Chainguard CEO Dan Lorenc said the problem can often become complicated because it would not be appropriate for large companies that use these open source tools to simply take over projects from researchers. 

But Lorenc floated a kind of “retirement home” for open source projects that maintainers can no longer take care of. 

“If there was a program where they could have just said, ‘Alright, we're putting this in maintenance mode. We're putting this in a retirement home, here you go,’ and hand the keys off to a group of people everyone knows and can trust and are good at that kind of work,” he said. 

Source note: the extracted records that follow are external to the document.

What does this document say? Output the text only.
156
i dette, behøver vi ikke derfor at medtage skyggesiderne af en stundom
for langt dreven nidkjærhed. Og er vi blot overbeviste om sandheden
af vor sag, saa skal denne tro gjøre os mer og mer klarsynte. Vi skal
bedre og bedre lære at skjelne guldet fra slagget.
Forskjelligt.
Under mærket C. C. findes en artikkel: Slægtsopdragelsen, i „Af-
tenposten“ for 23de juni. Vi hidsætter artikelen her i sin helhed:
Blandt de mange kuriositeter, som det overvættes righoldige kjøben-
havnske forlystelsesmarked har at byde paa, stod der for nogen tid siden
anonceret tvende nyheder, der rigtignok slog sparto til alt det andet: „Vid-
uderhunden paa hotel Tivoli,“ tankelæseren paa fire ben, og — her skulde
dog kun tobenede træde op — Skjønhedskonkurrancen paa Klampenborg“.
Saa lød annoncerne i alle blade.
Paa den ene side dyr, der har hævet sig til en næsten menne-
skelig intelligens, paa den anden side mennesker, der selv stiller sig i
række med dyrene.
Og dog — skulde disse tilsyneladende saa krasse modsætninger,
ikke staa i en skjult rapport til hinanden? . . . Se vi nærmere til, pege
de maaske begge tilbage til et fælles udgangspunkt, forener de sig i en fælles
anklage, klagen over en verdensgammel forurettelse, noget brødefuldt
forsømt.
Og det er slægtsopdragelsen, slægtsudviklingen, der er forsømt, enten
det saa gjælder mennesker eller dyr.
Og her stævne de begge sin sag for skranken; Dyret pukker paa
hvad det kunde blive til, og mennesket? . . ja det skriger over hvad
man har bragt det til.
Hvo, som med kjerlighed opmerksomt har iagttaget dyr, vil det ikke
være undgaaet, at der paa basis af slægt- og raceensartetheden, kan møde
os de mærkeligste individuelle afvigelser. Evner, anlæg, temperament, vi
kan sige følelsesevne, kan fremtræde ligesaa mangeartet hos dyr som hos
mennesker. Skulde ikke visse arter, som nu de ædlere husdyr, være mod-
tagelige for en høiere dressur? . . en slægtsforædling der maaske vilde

“I think that would be a scalable solution for a lot of the industry. It's not going to solve it completely because a lot of people still wouldn't want to hand it off.”

Arasaratnam noted that OpenSSF has a project called Alpha-Omega that provides grants for major projects that need help completing critical security work (Alpha) and which address entire classes of open source vulnerabilities (Omega). 

There are also government-led initiatives that address sustainable funding for open source projects, including the German government's work in the Sovereign Tech Fund. 

But he expressed concerns about the retirement home idea, wondering how developers would be vetted.

“My primary concern would be a malicious actor joining the clearinghouse/orphanage and conducting a similar attack on a much larger scale,” Arasaratnam said. 

“One of the other complexities of this approach is funding. The open source community isn't homogenous. Many different people have different points of view on the ethics of who should provide funding, whether it be the private sector, public sector, or through private donations.”

While it is unclear who was behind the Jia Tan account or the larger backdoor effort, many believe its sophistication points to a state-backed actor. If accurate, Arasaratnam said it is difficult to imagine how a single maintainer could defend against a nation-state. 

“Nation-state problems need to be resolved at the nation-state level,” he said. 

“There is still work to be done to determine how and if the community and public sector may work together on these efforts.”